Last modified: November 16, 1998 1:30 PM PST
Swimming upstream
In one sense, streaming audio and video over the Internet already have made a great stride toward convergence with traditional broadcast media: With the advent of streaming media, the Web started to look and sound more like television and radio.
But as simple as the marriage of
old and new media sounds on paper, the specific tasks of bringing together the traditional broadcast and Internet content industries--their infrastructure, protocols, and hardware--are daunting.
Before the nascent industry makes significant inroads on traditional broadcast media markets, battles loom on standards, bandwidth, the development of viable business models, and the resolution of intellectual property issues.
Streaming media to serve TV--and then swallow it
Streaming industry insiders differ on what exactly this convergence promised land will look like once it is found, and how long it will take to track it down. But most agree that it will have a profound effect on both merging industries.
"There will be a slow convergence of digital television and the Internet, but it will be a decade or more before...that happens," Zona Research research associate Greg Tapper told Streaming '98 participants in a panel discussion. "But when it does happen, TV as we know it will be gone."
So far, despite studies showing the Internet as a whole siphoning off traditional media consumers, broadcast industries have treated streaming media as tools to be exploited rather than as threats. An overwhelming consensus among old and new media professionals alike is that the only significant point of convergence between television and the Internet for the present and the near future is the use of streaming to augment traditional on-air programming.
This current auxiliary role of streaming media illustrates one of its primary benefits: Whereas television and radio are rigidly time-constrained, Internet multimedia content is held back only by the limitations of server and bandwidth resources. That gives broadcasters the opportunity to post complete materials, such as President Clinton's videotaped grand jury testimony or independent counsel Kenneth Starr's report on the White House sex scandal.
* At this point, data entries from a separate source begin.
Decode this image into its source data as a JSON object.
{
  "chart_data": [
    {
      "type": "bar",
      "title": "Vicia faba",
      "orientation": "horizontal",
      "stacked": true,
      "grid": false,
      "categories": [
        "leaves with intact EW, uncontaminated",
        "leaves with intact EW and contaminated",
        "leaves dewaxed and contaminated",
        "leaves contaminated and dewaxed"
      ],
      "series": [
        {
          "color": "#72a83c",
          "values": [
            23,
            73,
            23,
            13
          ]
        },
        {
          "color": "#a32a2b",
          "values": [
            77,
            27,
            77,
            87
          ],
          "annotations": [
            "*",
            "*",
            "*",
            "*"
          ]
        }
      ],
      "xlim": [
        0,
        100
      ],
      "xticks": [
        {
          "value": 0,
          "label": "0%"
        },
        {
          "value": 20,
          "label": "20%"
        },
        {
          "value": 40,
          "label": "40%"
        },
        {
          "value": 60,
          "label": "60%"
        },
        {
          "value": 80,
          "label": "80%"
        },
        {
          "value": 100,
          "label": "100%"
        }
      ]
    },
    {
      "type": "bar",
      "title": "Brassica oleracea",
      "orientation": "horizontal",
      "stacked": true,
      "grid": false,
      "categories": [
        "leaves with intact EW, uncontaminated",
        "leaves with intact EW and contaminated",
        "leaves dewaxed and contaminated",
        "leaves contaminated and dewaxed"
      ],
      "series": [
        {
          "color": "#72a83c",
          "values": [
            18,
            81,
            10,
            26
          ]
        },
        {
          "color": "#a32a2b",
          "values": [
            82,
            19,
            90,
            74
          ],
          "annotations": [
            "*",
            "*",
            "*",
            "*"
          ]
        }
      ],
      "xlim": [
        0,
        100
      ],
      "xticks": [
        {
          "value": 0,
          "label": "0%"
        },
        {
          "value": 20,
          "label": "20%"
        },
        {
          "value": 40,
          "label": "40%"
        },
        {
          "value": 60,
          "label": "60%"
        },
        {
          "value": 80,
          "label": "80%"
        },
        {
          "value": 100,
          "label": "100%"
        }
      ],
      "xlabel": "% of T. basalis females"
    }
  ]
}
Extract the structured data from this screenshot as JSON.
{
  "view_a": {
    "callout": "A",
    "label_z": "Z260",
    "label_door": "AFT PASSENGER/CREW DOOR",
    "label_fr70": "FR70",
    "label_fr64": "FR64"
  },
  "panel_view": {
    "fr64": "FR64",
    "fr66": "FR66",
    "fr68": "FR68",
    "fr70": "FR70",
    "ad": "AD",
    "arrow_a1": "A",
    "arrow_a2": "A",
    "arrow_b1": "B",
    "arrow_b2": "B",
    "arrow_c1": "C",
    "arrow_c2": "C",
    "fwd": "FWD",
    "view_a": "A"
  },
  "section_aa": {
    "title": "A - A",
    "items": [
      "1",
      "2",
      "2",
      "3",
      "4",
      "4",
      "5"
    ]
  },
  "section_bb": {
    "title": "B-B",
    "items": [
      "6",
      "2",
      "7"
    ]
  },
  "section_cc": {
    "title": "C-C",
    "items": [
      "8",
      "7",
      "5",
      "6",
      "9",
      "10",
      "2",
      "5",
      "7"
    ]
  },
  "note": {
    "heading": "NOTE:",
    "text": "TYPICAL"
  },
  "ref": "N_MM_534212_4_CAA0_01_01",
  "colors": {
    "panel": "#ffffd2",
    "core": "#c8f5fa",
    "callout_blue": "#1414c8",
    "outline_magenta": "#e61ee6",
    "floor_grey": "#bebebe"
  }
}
The complete materials serve to augment the limited coverage provided in an evening news broadcast.
In addition to depth and background, streaming media offer users choice in when to watch it.
"The single most important thing the Internet has going for it is being on-demand," said ZDTV president and chief executive Larry Wangberg during a Streaming '98 panel discussion. "I don't have to wait for some programmer in Hollywood to tell me when to watch something. This gives users control the way the automobile did...suddenly the driver is in control."
For some broadcast television businesses, streaming media have been recent additions to existing programming. CNN Interactive, for instance, averages 100,000 multimedia streaming requests per day, and topped 1 million hits per day for its posting of the Clinton testimony and the launch of the space shuttle with Sen. John Glenn.
For recently launched television operations such as ZDTV, streaming over the Internet was a key part of the original programming plan.
"The company realized there was a real business opportunity with the coming convergence," ZDTV's Wangberg said. "There was a real need for video to go along with Web content."
Companies using streaming within the consumer marketplace are largely those that produce video- or audio-based content in the first place. According to Forrester Research, TV-oriented companies lead the pack, followed by music sales, radio, sports, and film firms.
The streaming market opens up niches for small Net firms that want to get in on the TV act. One such company is UltimateTV, which uses streaming media to provide online sneak previews to television shows.
Indeed, much of the promise for streaming video in the near future is in promotion. Full sound and color can create compelling ads and higher click-through rates for advertisers across the product spectrum. Streaming media producer Veon reports click-through rates of as high as 20 percent for multimedia banners--a stratospheric leap over traditional banner click-throughs.